Using the S&P 500 average return of 9.28% for every year for 20 years would become $5.9M. Big difference.
How will you make up the $1.4M difference? You can't predict future market returns but being able to enter varying returns will provide a more realistic result.

The bottom line is that financial calculators are completely inadequate. You can't afford to act, or rely, on information that leads you in the wrong direction. It's like asking for directions to Paris and being told to go East. It may or may not be directionally correct, but even if it is, that's nowhere near enough information to help you to reach your destination. Why take that chance? Not to mention that a single number answer, or probability percent, that calculators provide is not a plan. How does it help you to achieve that number? Using a proper financial planning tool will keep you from trying to save more than you really need, or worse, finding out too late in life that you did not save enough.

Here's an example using a retirement calculator from Bankrate.com (one of the better ones) vs. a comprehensive financial planning tool, using the following random entries:
Age: 55
Household income: $130,000
Married
Current Savings: $600,000
Retirement Age: 62 (it didn't ask about my spouse)
Annual retirement savings: 12% of income
Retirement Income Need: 60% of pre-retirement income
No income increases before retirement (keeping it simple)
28 years of retirement (life expectancy of 90)
2% inflation (hopeful thinking)
5% return on investment before retirement, 3% return during retirement
The option to include Social Security was selected.
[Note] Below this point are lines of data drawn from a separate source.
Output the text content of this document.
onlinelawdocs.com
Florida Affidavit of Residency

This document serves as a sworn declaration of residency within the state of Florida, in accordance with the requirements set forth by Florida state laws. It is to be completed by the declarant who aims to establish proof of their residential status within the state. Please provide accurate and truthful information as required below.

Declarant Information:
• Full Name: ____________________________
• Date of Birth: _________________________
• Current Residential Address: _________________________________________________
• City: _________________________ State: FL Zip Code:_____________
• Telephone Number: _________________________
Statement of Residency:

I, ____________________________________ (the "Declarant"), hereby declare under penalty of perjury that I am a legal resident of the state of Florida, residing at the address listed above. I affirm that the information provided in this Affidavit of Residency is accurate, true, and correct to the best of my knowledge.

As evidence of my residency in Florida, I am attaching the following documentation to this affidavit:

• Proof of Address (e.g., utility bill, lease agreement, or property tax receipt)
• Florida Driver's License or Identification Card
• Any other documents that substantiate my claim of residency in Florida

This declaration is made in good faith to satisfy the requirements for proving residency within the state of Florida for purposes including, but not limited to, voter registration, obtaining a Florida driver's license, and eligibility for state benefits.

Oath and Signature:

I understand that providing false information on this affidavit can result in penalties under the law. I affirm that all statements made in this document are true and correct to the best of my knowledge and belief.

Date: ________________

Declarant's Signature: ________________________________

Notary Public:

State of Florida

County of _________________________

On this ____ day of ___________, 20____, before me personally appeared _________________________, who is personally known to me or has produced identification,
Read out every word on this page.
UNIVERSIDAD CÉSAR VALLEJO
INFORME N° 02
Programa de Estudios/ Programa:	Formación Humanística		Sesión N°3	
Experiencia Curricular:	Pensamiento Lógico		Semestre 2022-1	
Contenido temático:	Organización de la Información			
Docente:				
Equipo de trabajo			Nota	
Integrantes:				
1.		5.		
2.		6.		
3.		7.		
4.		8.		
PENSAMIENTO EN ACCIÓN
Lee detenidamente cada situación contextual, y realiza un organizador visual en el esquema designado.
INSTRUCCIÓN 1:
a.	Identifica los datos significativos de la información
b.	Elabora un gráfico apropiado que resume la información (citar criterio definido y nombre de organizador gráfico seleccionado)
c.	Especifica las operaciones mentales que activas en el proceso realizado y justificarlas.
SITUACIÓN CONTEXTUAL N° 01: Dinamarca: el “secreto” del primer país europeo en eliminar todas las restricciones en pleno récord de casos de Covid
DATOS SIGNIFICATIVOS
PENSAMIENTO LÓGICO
It didn't ask if both spouses would claim at the same time, for any earnings history, or if there were children under age 19 (they would be eligible for ~50% of your benefit). It estimates Social Security income to be $35,840 per year. Talk about pulling a rabbit out of a hat!

The results state that you would have $910,000 at retirement (age 62), savings would run out at age 86,
and to save more. How helpful.

Entering the same information into a financial planning tool and trying to keep the data "apples to apples" as much as possible, the results state that you would have the same amount at the beginning of retirement ($910,000), but that savings would run out at age 77, or 9 years earlier than the calculator. This is largely (but not completely) due to the fact that the calculator didn't account for the $300,000 in taxes due from age 62 to age 86 ($180,000 through age 77). Imagine being retired and then realizing that you would run out of money at age 77, and that you would have needed almost $900,000 when you retired (not $600,000) to get you through to age 86! Scary.

The moral of the story - there's no comparison between calculators and a true financial planning tool. You need the right tool for the job, and financial planning, especially for retirement, is not the time to try to get by with inferior equipment - the consequences are far too serious. If you want to create a reliable financial plan (and you do), a financial planning tool will help you to get it right.